Tesla’s Model 3 orders are through the roof. Here’s what that means for the planet.

By Chris Mooney, The Washington Post, April 6 2016

It’s being hailed as simply extraordinary. Since introducing the Model 3 sedan — a far cheaper electric vehicle, aimed for broader consumption, than the Model S — Tesla saw a stunning 276,000 orders in just two days.

Tesla aims to sell 500,000 electric vehicles per year by 2020 — an ambitious goal but one that, based on these numbers, doesn’t sound so unachievable. (That number presumably includes sales of all Tesla models, not just the new Model 3. Deliveries in 2015 were around 50,000 of all Tesla vehicles, according to Bloomberg New Energy Finance.)

Clearly, part of the appeal of the new vehicle is not just its sleekness or new range, but rather, its environmental promise and symbolism. One key question, though, is what this surge in Tesla sales means for a critical parameter that will determine the planet’s future: By electrifying transportation (and thus, powering cars not with gasoline derived from oil, but rather, with an electricity supply that itself is getting greener), how fast can we start to bring down the United States’, and the planet’s, emissions?

Current transportation emissions, on a global scale, were 6.7 billion tons of carbon dioxide in 2010, or about 23 percent of all global greenhouse gas emissions related to the use of energy, according to the U.N.’s Intergovernmental Panel on Climate Change. The number rises to 7 billion tons of carbon dioxide equivalents when other greenhouse gases are included. The majority of that was for road-based transportation, though the figure also includes shipping, aircraft, rail, and other sources. (In the United States, transportation makes up about 25 percent of emissions.)

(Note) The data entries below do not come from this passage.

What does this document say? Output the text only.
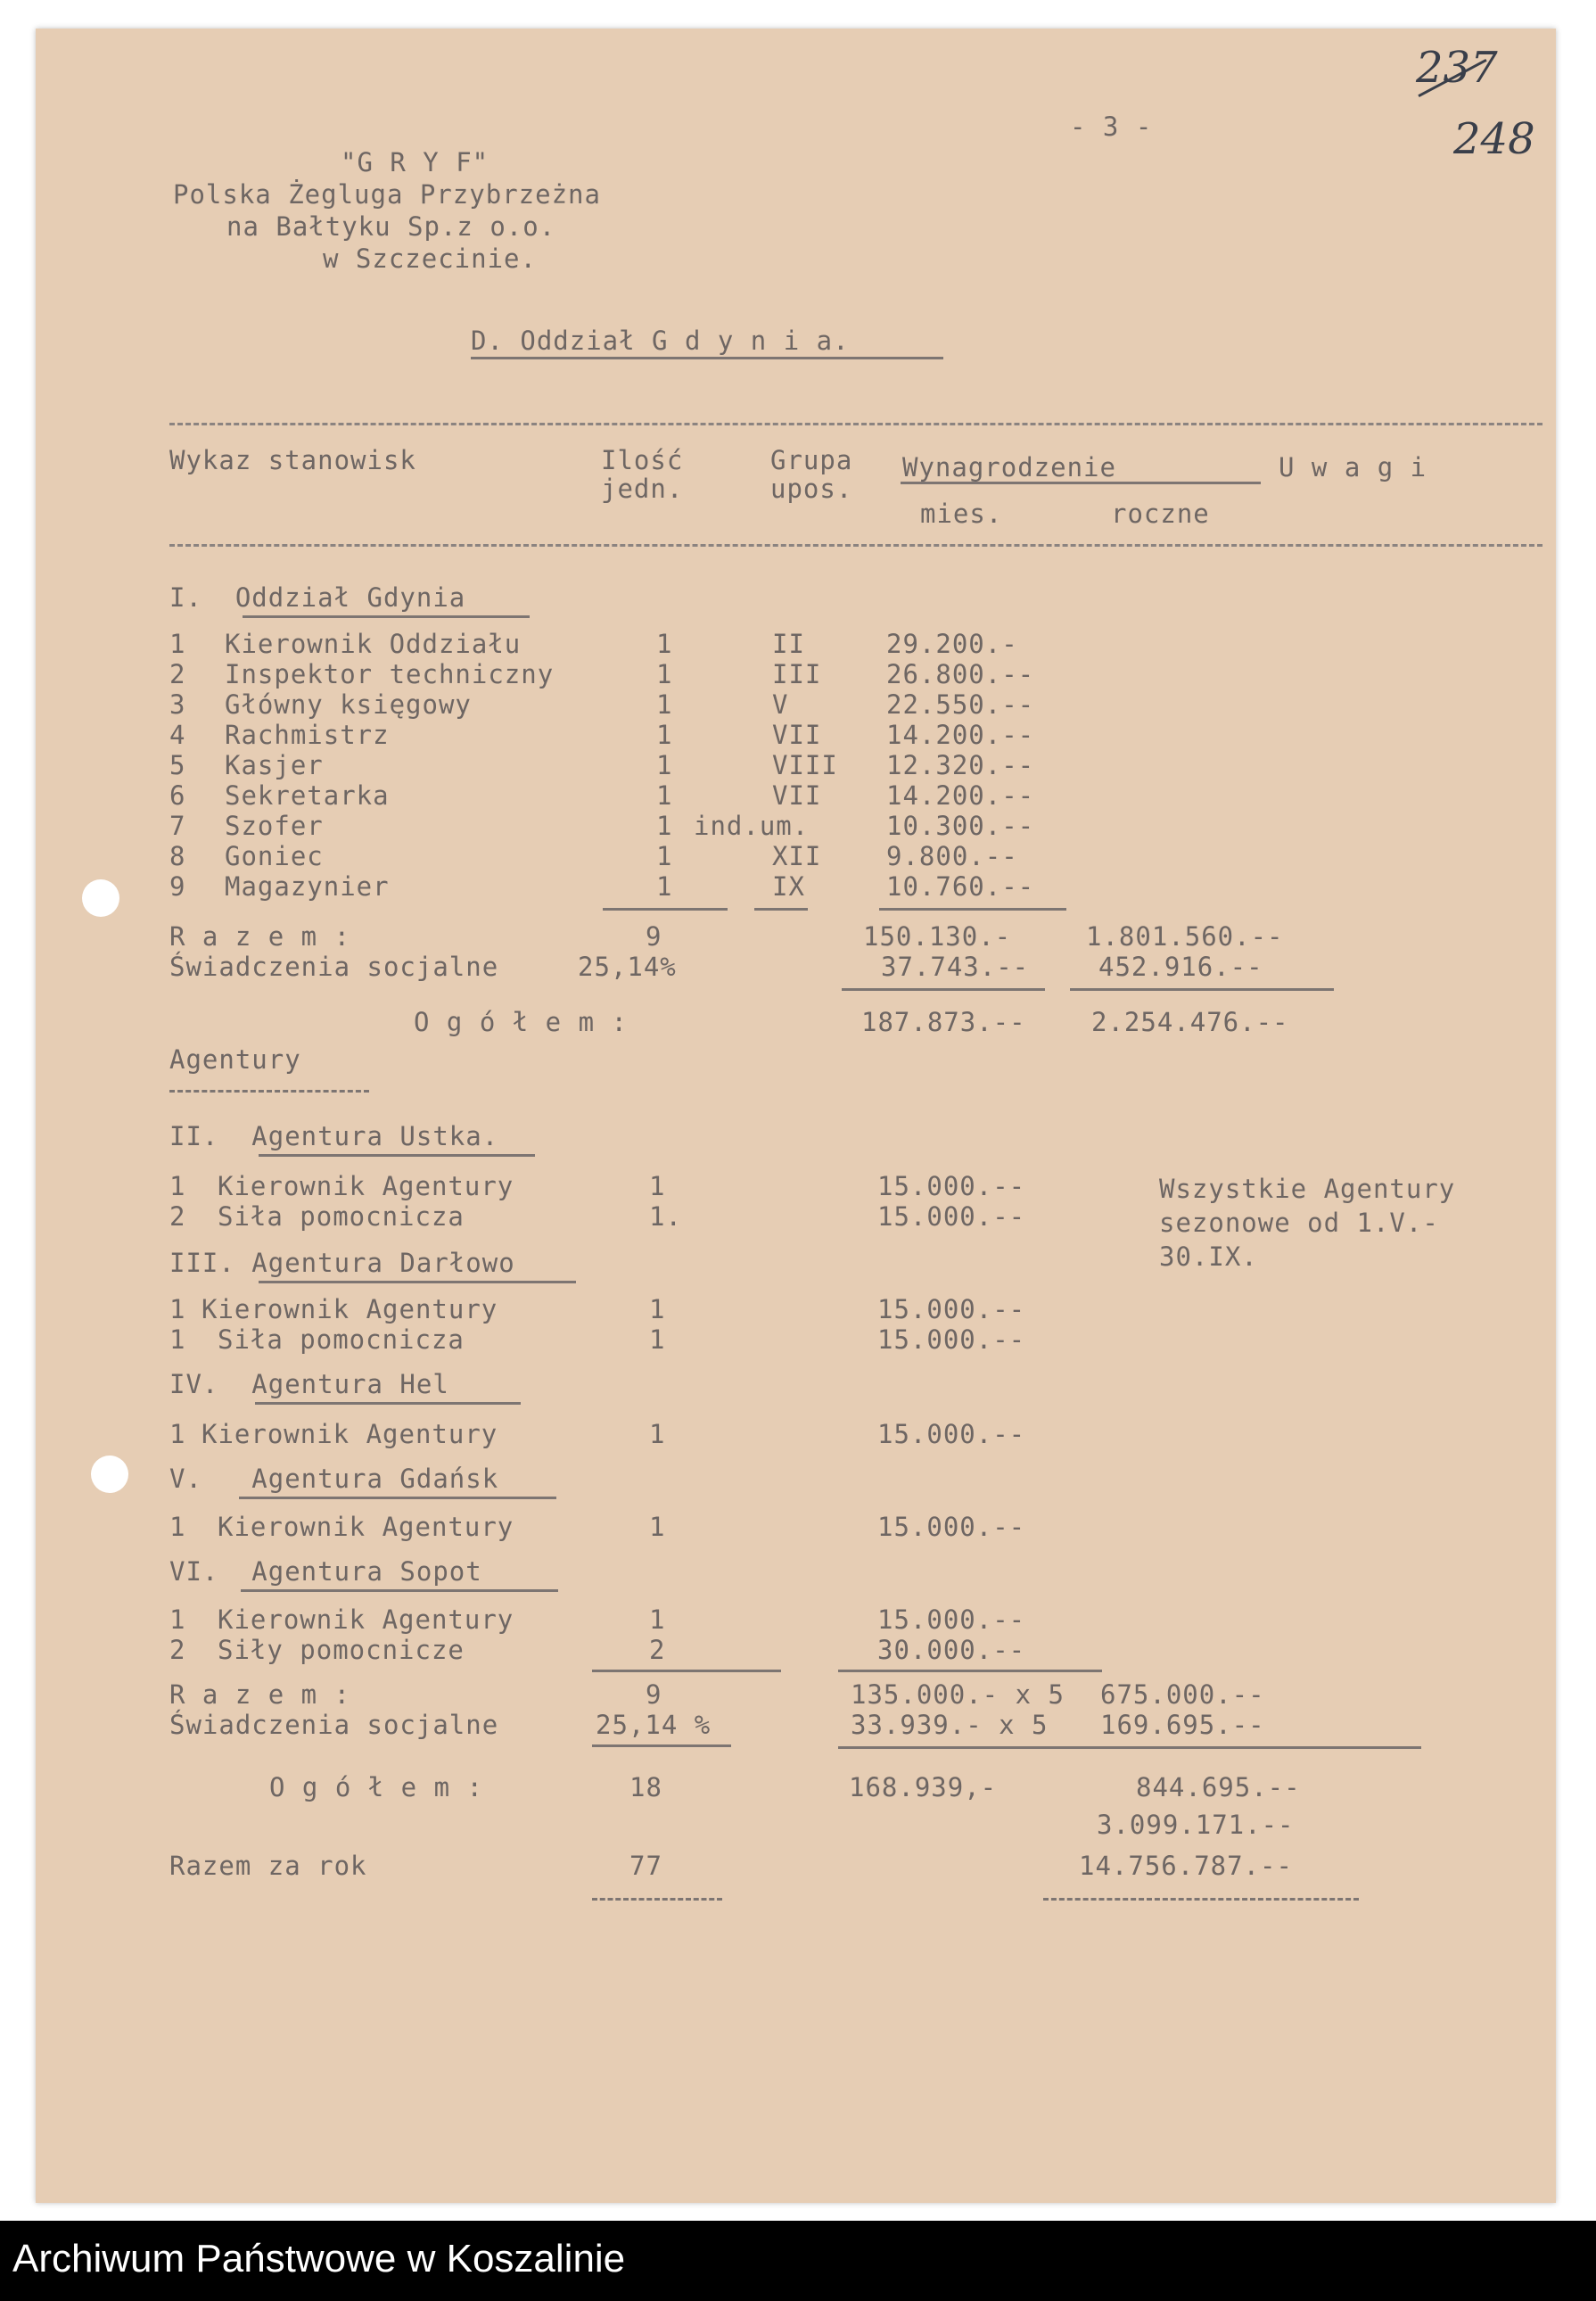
237
248
- 3 -
"G R Y F"
Polska Żegluga Przybrzeżna
na Bałtyku Sp.z o.o.
w Szczecinie.
D. Oddział G d y n i a.
Wykaz stanowisk	Ilość
jedn.
Grupa
upos.
Wynagrodzenie
mies.	roczne
U w a g i
I.  Oddział Gdynia
1 Kierownik Oddziału	1	II	29.200.-
2 Inspektor techniczny	1	III	26.800.--
3 Główny księgowy	1	V	22.550.--
4 Rachmistrz	1	VII	14.200.--
5 Kasjer	1	VIII 12.320.--
6 Sekretarka	1	VII	14.200.--
7 Szofer	1 ind.um.	10.300.--
8 Goniec	1	XII	9.800.--
9 Magazynier	1	IX	10.760.--
R a z e m :	9	150.130.-	1.801.560.--
Świadczenia socjalne	25,14%	37.743.--	452.916.--
O g ó ł e m :	187.873.--	2.254.476.--
Agentury
II.  Agentura Ustka.
1 Kierownik Agentury	1	15.000.--
2 Siła pomocnicza	1.	15.000.--
Wszystkie Agentury
sezonowe od 1.V.-
30.IX.
III. Agentura Darłowo
1 Kierownik Agentury	1	15.000.--
1 Siła pomocnicza	1	15.000.--
IV.  Agentura Hel
1 Kierownik Agentury	1	15.000.--
V.   Agentura Gdańsk
1 Kierownik Agentury	1	15.000.--
VI.  Agentura Sopot
1 Kierownik Agentury	1	15.000.--
2 Siły pomocnicze	2	30.000.--
R a z e m :	9	135.000.- x 5 675.000.--
Świadczenia socjalne	25,14 %	33.939.- x 5 169.695.--
O g ó ł e m :	18	168.939,-	844.695.--
3.099.171.--
Razem za rok	77	14.756.787.--
Archiwum Państwowe w Koszalinie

Decarbonizing the transportation sector has long been regarded as a fairly difficult endeavor, since these are mobile rather than stationary sources of emissions, and since emissions from cars and other transportation sources are expected to grow so much in the future. Thus, the 7 billion tons in 2010 are projected to be 12 billion per year in 2050, barring major policy shifts.


When it comes to how fast electric cars can drive down emissions, a key issue is exactly what kind of electricity they’re getting — which fossil fuels are being burned to power them, or, whether they’ll be charged using a mix of electricity that is heavily sourced from renewables. “By and large, EVs still compare favorably in all but the most dirty grids. But the grid gets cleaner over time,” said McKerracher. Thus, the growth of clean electricity and the reduction of vehicle emissions turn out to be closely linked.